アンダーク社は毎年優秀なソルボンヌ大の学生を支援している。社長のルーベンが求めるのは新しいプロメテウスの火。事業と科学の融合を唱え、利用価値のある学生を求めている。
今年も学生を探しているが、新しい元素を示唆するマリーの書類が目にとまる。
まだ確証を示せないマリーは失格しかかるが、「これまでとは比較にならない光とエネルギーを得られるだろう。私が誰であるかではなく、何をしているかを見て欲しい。」と訴え、最後までやり遂げる事を条件に合格となる。

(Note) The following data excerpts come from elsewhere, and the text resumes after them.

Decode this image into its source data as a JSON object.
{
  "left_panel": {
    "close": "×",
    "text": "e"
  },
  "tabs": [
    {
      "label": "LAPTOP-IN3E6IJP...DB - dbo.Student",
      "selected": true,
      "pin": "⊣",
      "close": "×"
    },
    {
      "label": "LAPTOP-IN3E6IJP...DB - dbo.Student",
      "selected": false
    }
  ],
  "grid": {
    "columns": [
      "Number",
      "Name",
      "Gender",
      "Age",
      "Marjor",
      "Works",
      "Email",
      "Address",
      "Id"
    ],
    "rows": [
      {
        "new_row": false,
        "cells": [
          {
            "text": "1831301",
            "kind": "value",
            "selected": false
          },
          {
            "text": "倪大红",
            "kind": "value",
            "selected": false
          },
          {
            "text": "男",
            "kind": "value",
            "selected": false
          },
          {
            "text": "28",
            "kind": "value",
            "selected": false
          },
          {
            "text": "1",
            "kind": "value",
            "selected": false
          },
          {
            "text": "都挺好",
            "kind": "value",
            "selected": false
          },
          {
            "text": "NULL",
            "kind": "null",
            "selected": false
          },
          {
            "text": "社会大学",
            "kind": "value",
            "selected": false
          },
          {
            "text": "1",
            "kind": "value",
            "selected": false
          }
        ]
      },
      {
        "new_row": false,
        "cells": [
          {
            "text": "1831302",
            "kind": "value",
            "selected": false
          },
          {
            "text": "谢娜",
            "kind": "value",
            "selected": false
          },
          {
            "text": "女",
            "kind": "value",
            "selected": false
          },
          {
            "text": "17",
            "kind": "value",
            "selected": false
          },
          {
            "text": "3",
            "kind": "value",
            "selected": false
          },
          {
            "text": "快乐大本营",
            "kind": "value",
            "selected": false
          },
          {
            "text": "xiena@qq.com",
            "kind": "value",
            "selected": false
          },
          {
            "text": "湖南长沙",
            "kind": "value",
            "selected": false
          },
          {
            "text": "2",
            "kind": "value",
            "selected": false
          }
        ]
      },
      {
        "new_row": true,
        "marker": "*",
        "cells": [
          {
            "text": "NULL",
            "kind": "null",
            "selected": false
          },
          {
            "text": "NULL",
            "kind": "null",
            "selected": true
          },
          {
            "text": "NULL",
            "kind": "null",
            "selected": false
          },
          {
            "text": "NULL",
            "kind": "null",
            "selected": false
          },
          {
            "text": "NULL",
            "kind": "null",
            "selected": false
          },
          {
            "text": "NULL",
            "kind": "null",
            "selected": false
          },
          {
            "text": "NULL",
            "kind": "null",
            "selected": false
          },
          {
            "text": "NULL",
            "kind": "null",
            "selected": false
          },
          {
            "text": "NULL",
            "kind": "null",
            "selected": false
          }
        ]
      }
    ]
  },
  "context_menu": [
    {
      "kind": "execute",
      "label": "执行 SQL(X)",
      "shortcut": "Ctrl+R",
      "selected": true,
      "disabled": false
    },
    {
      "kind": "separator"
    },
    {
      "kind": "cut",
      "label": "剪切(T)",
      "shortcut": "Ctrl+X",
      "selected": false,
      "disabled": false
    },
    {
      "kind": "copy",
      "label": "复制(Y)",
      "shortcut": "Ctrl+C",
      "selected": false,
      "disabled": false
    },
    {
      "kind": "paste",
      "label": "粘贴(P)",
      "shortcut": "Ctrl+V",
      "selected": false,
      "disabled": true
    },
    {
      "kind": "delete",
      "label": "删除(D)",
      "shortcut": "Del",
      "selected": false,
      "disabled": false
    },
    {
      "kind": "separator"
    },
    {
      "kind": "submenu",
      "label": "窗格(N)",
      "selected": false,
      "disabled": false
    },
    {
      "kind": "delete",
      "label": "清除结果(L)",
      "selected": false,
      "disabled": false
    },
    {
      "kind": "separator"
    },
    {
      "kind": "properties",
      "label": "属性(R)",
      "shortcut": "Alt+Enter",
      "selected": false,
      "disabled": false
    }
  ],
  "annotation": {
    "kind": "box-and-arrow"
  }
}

マリーの誕生日を祝うためアンヌが研究室にやってくる。アンヌは差別的待遇に我慢ができず、ラルーシュ社を辞めていた。
新しい元素を発見したと科学的な説明で盛り上がる夫婦を前にキョトンとするアンヌ。ポーランドの国名からポロニウムと名付けた元素が周期表の空欄を埋めると聞き、感激する。

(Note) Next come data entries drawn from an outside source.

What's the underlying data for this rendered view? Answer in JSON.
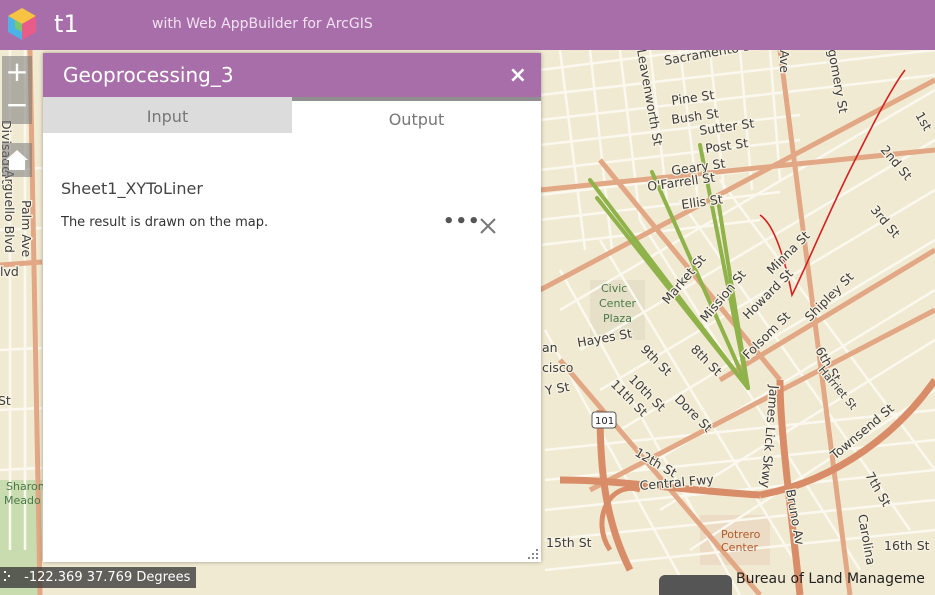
{
  "header": {
    "app_title": "t1",
    "app_subtitle": "with Web AppBuilder for ArcGIS"
  },
  "map_controls": {
    "zoom_in": "+",
    "zoom_out": "−"
  },
  "panel": {
    "title": "Geoprocessing_3",
    "close": "×",
    "tabs": [
      {
        "label": "Input",
        "selected": false
      },
      {
        "label": "Output",
        "selected": true
      }
    ],
    "result": {
      "title": "Sheet1_XYToLiner",
      "message": "The result is drawn on the map.",
      "more": "•••"
    }
  },
  "status": {
    "coordinates": "-122.369 37.769 Degrees"
  },
  "attribution": "Bureau of Land Manageme",
  "map_labels": {
    "streets": [
      "Sacramento St",
      "Pine St",
      "Bush St",
      "Sutter St",
      "Post St",
      "Geary St",
      "O'Farrell St",
      "Ellis St",
      "Market St",
      "Mission St",
      "Howard St",
      "Minna St",
      "Folsom St",
      "Shipley St",
      "Hayes St",
      "9th St",
      "8th St",
      "10th St",
      "11th St",
      "Dore St",
      "12th St",
      "6th St",
      "Harriet St",
      "Townsend St",
      "7th St",
      "Central Fwy",
      "Bruno Av",
      "Carolina",
      "16th St",
      "15th St",
      "James Lick Skwy",
      "2nd St",
      "3rd St",
      "1st",
      "Ave",
      "gomery St",
      "Leavenworth St",
      "Divisadero",
      "Palm Ave",
      "Arguello Blvd",
      "lvd",
      "Blvd",
      "St",
      "an",
      "cisco",
      "St",
      "Y St"
    ],
    "parks": [
      "Civic",
      "Center",
      "Plaza",
      "Sharon",
      "Meado"
    ],
    "places": [
      "Potrero",
      "Center"
    ],
    "shields": [
      "101"
    ]
  },
  "colors": {
    "header": "#a86ea9",
    "green_lines": "#8fb24a",
    "red_line": "#d42020",
    "major_road": "#e0a07a",
    "minor_road": "#ffffff"
  }
}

ポロニウムの研究過程で更に強力な元素の存在を突き止めたマリーだったが、認められるためには純粋な新元素の塊を抽出しなければならなかった。マリーは何10キロもの鉱石を砕いては煮沸攪拌する、肉体労働とも言える濾過作業に取り掛かる。
幼い娘と過ごす時間を犠牲にし、父親の死を乗り越え、いつ成功するとも分からない不安に襲われながらも研究は続いた。
そしてついに45ヶ月をかけて、原子量226、純粋な1デシグラムの抽出に成功する。光を発するその物質をラジウムと名付ける。

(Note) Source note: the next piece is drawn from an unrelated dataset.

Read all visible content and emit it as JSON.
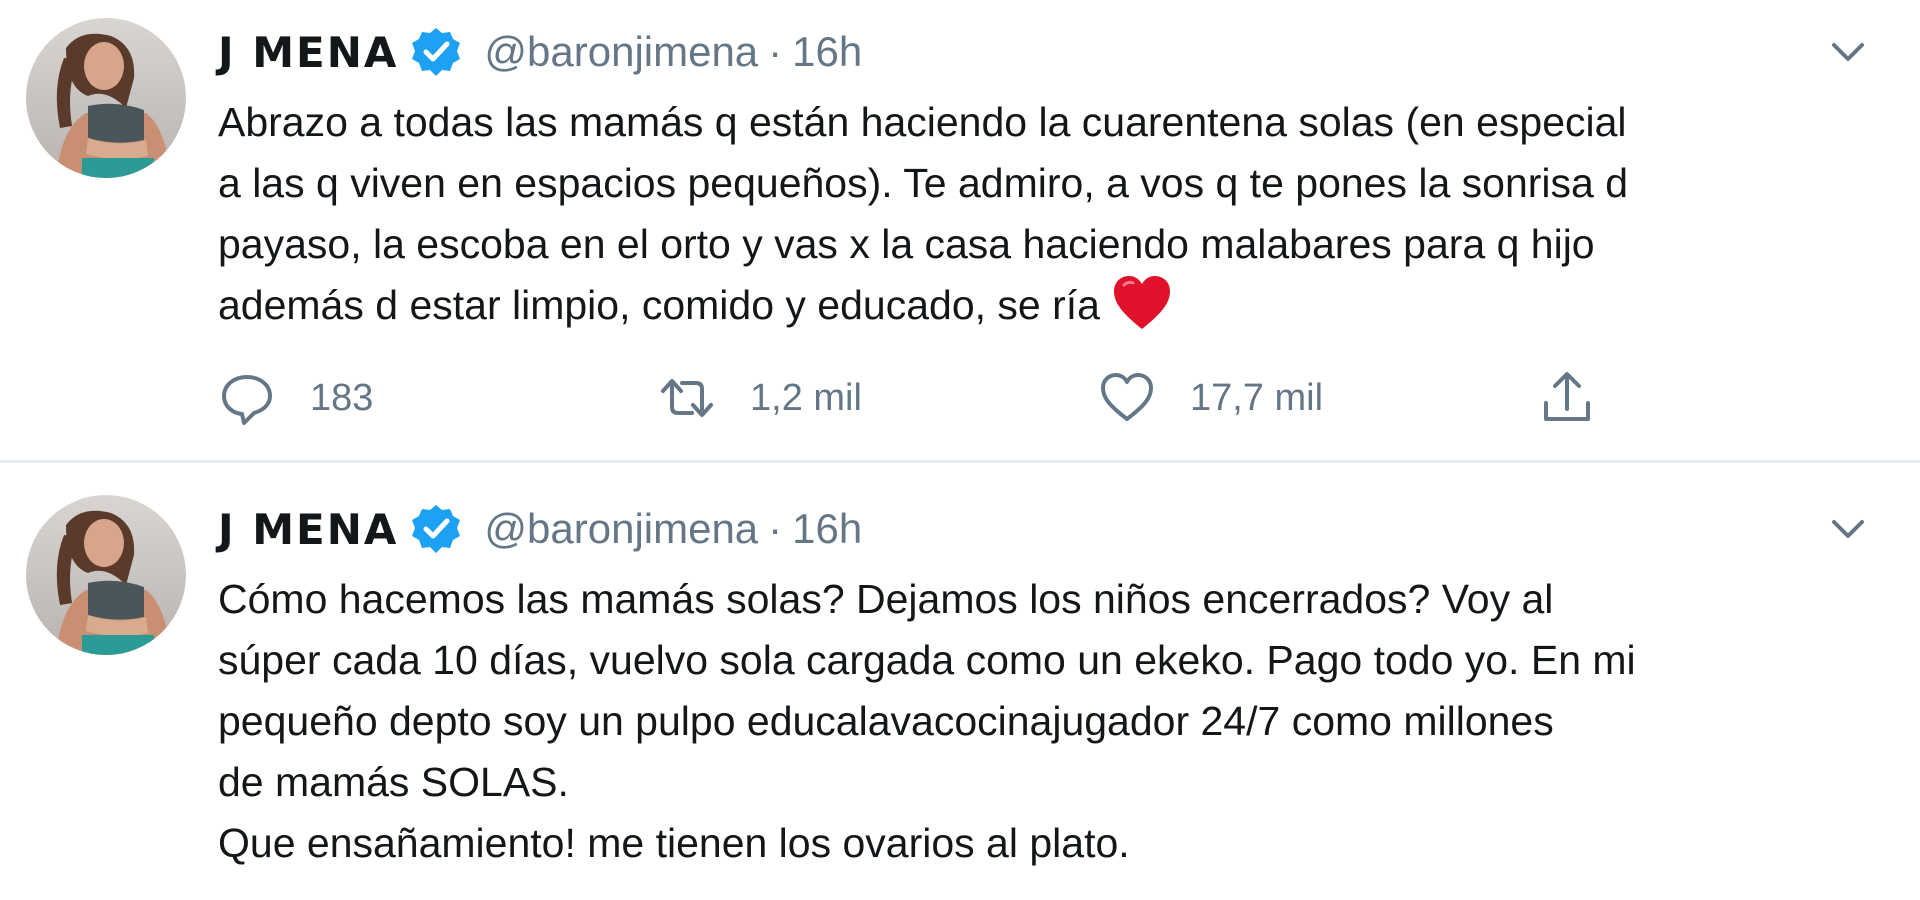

1903年ノーベル物理学の受賞者が発表された。ラジウムの発見者であるその名はピエール・キュリー。そしてキュリー夫人。
2人はこう発表する。
「私たちは人類が悪よりも善を引き出すと信じています。ですからラジウム抽出に関する技術は、特許を取らずに全ての人類に無償で献呈したいと思います。」
ルーベン:紳士淑女のみなさん
無限のエネルギーと無限の生命力を持つ
ラジウムを紹介いたします!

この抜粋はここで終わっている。